The building, constructed in 1908 with major additions in 1921 and 1928, is now the oldest and only historic building in Los Angeles to be designated a Leader in Energy and Environmental Design at the platinum level.

Downtown L.A. real estate company Rising Realty Partners bought the Pac Mutual building, at 523 W. Sixth St. and overlooking Pershing Square, for $60 million in 2012. Since then, it has spent nearly $25 million to reposition and upgrade the building.

Christopher Rising, the company’s president and chief operating officer, said that from the outset of the pricy renovation process, one of the company’s biggest goals was to improve the property’s environmental standing. Still, he was surprised by the outcome.

“Quite frankly, we were hoping for LEED Gold,” he said, the second-best ranking in the certification spectrum. “We weren’t sure it was possible to take a 100-year-old building and make it LEED Platinum.”

The milestone for the Pac Mutual building comes at a time when California landlords are increasingly working to improve the energy efficiency of their buildings, spurred in large part by the state’s stringent energy codes. Last week, the Green Building Council ranked California fifth in the nation – tied with New York – for LEED certification on a per capita square-foot basis. In 2013, nearly 73 million square feet of real estate was certified in California, of which more than 20.6 million square feet was for buildings in Los Angeles County.

It was not possible to extract the added cost of platinum LEED certification from the $25 million Rising spent on the rehab, though seeking certification certainly came at a premium.

“The building went through a comprehensive energy audit and also an assessment of the indoor air quality,” said Seth Strongin, sustainability manager for Leading Edge Consultants in Tarzana who worked with Rising to help certify the Pac Mutual building. “Those are expenses they arguably did specifically for LEED certification.”

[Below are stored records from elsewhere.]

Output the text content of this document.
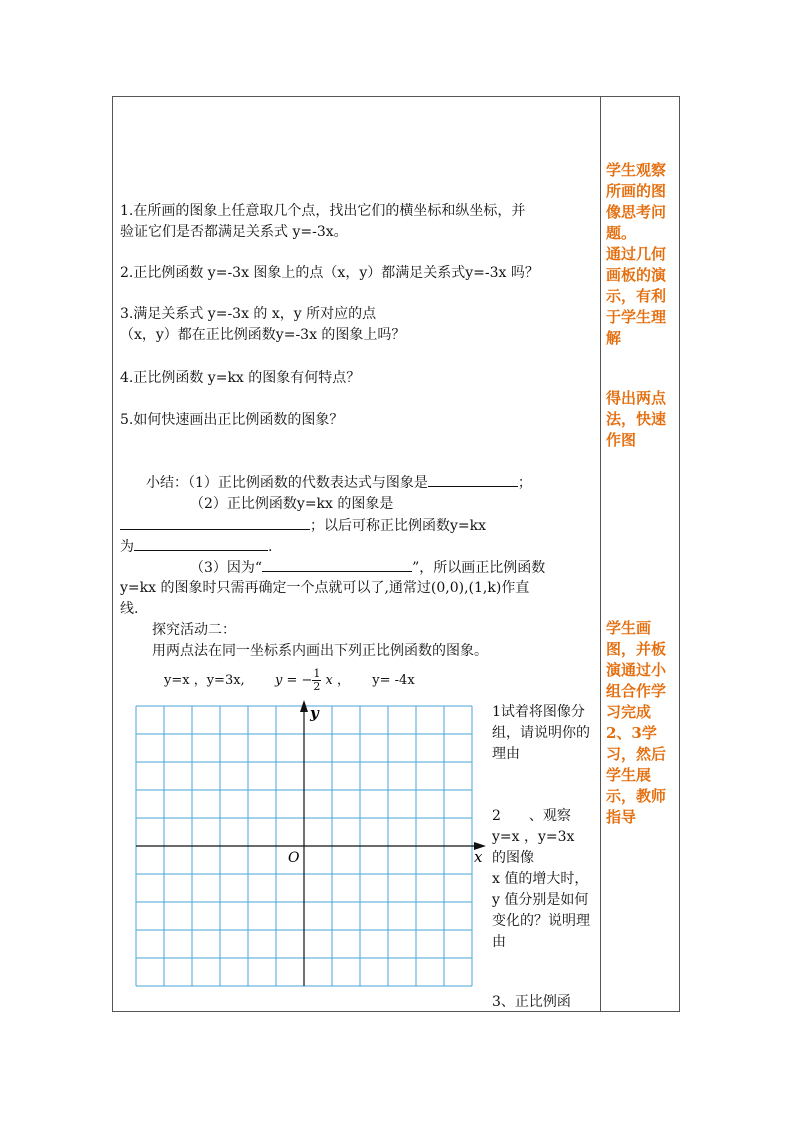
1.在所画的图象上任意取几个点，找出它们的横坐标和纵坐标，并
验证它们是否都满足关系式 y=-3x。
2.正比例函数 y=-3x 图象上的点（x，y）都满足关系式y=-3x 吗？
3.满足关系式 y=-3x 的 x，y 所对应的点
（x，y）都在正比例函数y=-3x 的图象上吗？
4.正比例函数 y=kx 的图象有何特点？
5.如何快速画出正比例函数的图象？
小结：（1）正比例函数的代数表达式与图象是	；
（2）正比例函数y=kx 的图象是
；以后可称正比例函数y=kx
为	.
（3）因为“	”，所以画正比例函数
y=kx 的图象时只需再确定一个点就可以了,通常过(0,0),(1,k)作直
线.
探究活动二：
用两点法在同一坐标系内画出下列正比例函数的图象。
y=x ，y=3x, y = − $\frac{1}{2}$ x ， y= -4x
x
y
O
1试着将图像分组，请说明你的理由
2　　、观察
y=x ，y=3x 的图像
x 值的增大时，y 值分别是如何变化的？说明理由
3、正比例函
学生观察所画的图像思考问题。
通过几何画板的演示，有利于学生理解
得出两点法，快速作图
学生画图，并板演通过小组合作学习完成2、3学习，然后学生展示，教师指导
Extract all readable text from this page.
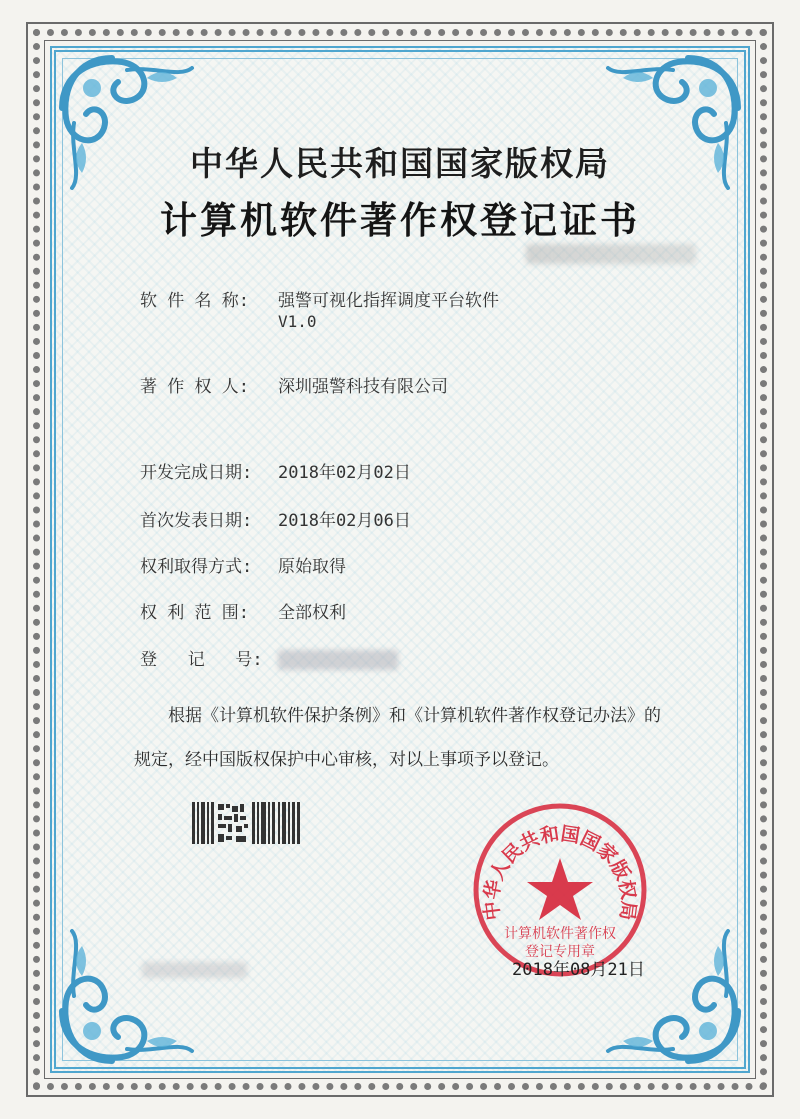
中华人民共和国国家版权局
计算机软件著作权登记证书
软 件 名 称: 强警可视化指挥调度平台软件
V1.0
著 作 权 人: 深圳强警科技有限公司
开发完成日期: 2018年02月02日
首次发表日期: 2018年02月06日
权利取得方式: 原始取得
权 利 范 围: 全部权利
登   记   号:
根据《计算机软件保护条例》和《计算机软件著作权登记办法》的
规定，经中国版权保护中心审核，对以上事项予以登记。
中华人民共和国国家版权局
计算机软件著作权
登记专用章
2018年08月21日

But however popular it might be to certify buildings – 253 in Los Angeles gained or upgraded certification last year – could it possibly be worth the expense?

Mario Camara, a real estate attorney at Cox Castle & Nicholson in Century City, said most landlords find that having some level of LEED certification can prove financially beneficial for reasons beyond saving on water and power bills. It’s also a marketing tool that is a proven way to attract and retain tenants.

“It’s something that, generally speaking, users of the building find desirable, a definite plus,” he said.

Still, he warned, landlords can’t expect major investments in certification to pay off over the short term.

“Whether or not it pays off on a cash-flow basis immediately is questionable,” he said.

While most new construction is designed with some level of LEED certification in mind, it can be a much more intensive, expensive process to retrofit an existing building to repair or replace entire plumbing or ventilation systems or reconfiguring structural elements to meet certification standards.

In addition to implementing various recycling and green maintenance programs, Rising replaced the 425,000-square-foot building’s aging boiler and upgraded the HVAC and plumbing systems. It also purchased renewable energy credits to offset 100 percent of the energy the building consumes.

The level of LEED certification a building is awarded is determined by a 100-point scale scored among five major categories: site sustainability, water efficiency, energy performance, materials and resources, and indoor environmental quality. To score at the platinum level, a building must gain 80 or more points. Gold requires between 60 and 79 points, silver requires between 50 and 59.

Six other retrofitted office buildings in Los Angeles have succeeded in scoring high enough to be awarded LEED Platinum certification, including Ernst & Young Plaza at 725 S. Figueroa St., Two California Plaza at 350 S. Grand Ave. and 550 S. Hope St.

Rising said his firm was left with the kind of building that’s appealing to coveted creative tenants. The building, only 68 percent leased at the time of sale, is now about 90 percent leased to such tenants as online fashion retailer Nasty Gal and visual effects firm Magnopus.

While rents are higher for tenants who’ve signed more recently, the average rent for the building, which includes legacy tenants, remains at the lower end of the rates charged in the Class A downtown market.

Rent at Pac Mutual is about $2.98 a square foot a month, according to CoStar Group Inc., well below the fourth quarter market average of $3.16 a foot.

So while there is a price advantage, which Rising has pitched as a lure to tenants like Nasty Gal seeking open creative space, LEED certification is an added lure.

“There’s no doubt in the world we live in today that tenants, especially here in Southern California, want to be in LEED Platinum building,” Rising said.